Inside, Michael Moore paints a colorful, powerful and depressing picture of a once grand organization gone to seed, as he describes the national AFM/AFL-CIO convention in Las Vegas. It’s all the more eloquent because of the way it tracks life for many of us who ‘grew up’ with the AFM/AFL-CIO mindset. Some of us have grown from that experience and moved past it on our own terms; and some have stayed rooted in old, failed ideas.
It’s a new day, though – it has been for quite awhile, actually. Walking the picket line in 1975 seems quaint and anachronistic today, even if it was vivifying and a little dangerous back then.
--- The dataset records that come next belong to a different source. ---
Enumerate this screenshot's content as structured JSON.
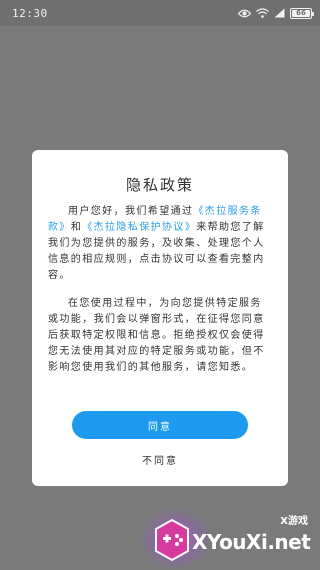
{
  "status_bar": {
    "time": "12:30",
    "battery": "66",
    "icons": [
      "eye-icon",
      "wifi-icon",
      "signal-icon",
      "battery-icon"
    ]
  },
  "modal": {
    "title": "隐私政策",
    "paragraph1": {
      "text_before": "用户您好，我们希望通过",
      "link1": "《杰拉服务条款》",
      "text_mid": "和",
      "link2": "《杰拉隐私保护协议》",
      "text_after": "来帮助您了解我们为您提供的服务，及收集、处理您个人信息的相应规则，点击协议可以查看完整内容。"
    },
    "paragraph2": "在您使用过程中，为向您提供特定服务或功能，我们会以弹窗形式，在征得您同意后获取特定权限和信息。拒绝授权仅会使得您无法使用其对应的特定服务或功能，但不影响您使用我们的其他服务，请您知悉。",
    "agree_label": "同意",
    "disagree_label": "不同意"
  },
  "watermark": {
    "tag": "X游戏",
    "text": "XYouXi.net"
  },
  "colors": {
    "accent": "#1e9bee",
    "link": "#2d9ee8",
    "overlay": "#7a7a7a"
  }
}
Change happens more quickly in some channels than in others. It’s telling, though, that the photos on the walls of the union local that I saw when I joined in 1973, are still on the same walls as I resigned last week after 37 off-and-on years. Clearly, this is one of the slower moving channels.
But it still has its nobility, and its history. And who knows: Having witnessed Richard Nixon recast as an elder statesman in his later years it’s been apparent that almost anything can happen.
There’s the trumpeting of ‘new leadership’, whatever that means. It looks like there are no new faces, though. And even these newcomers, whoever they are, must be unique individuals to be a non-incumbent and to even think of taking on such a fading idea and crumbling edifice.
But, another, bigger magic continues, and young musicians continue to do as the likes of St. Francis of Assisi, and Voltaire did and, defying their elders and all the compass of ‘common sense’, follow their yearning and their heart – in this case, into music.
The gyres are always in motion. There’s still nothing like performing live music and it’s still one of the coolest skill-sets out there.
And there is also no question that “live” music is more exciting than anything canned (…well, _good_ live music, anyway).
Musicians and artists have always and everywhere been ‘self-promoting’ to a degree. The idea of the union as an umbrella for protection expired forty years ago. The 19th and 20th century models don’t apply anymore.
Maybe there’s a novel, imaginative way to re-think and restart.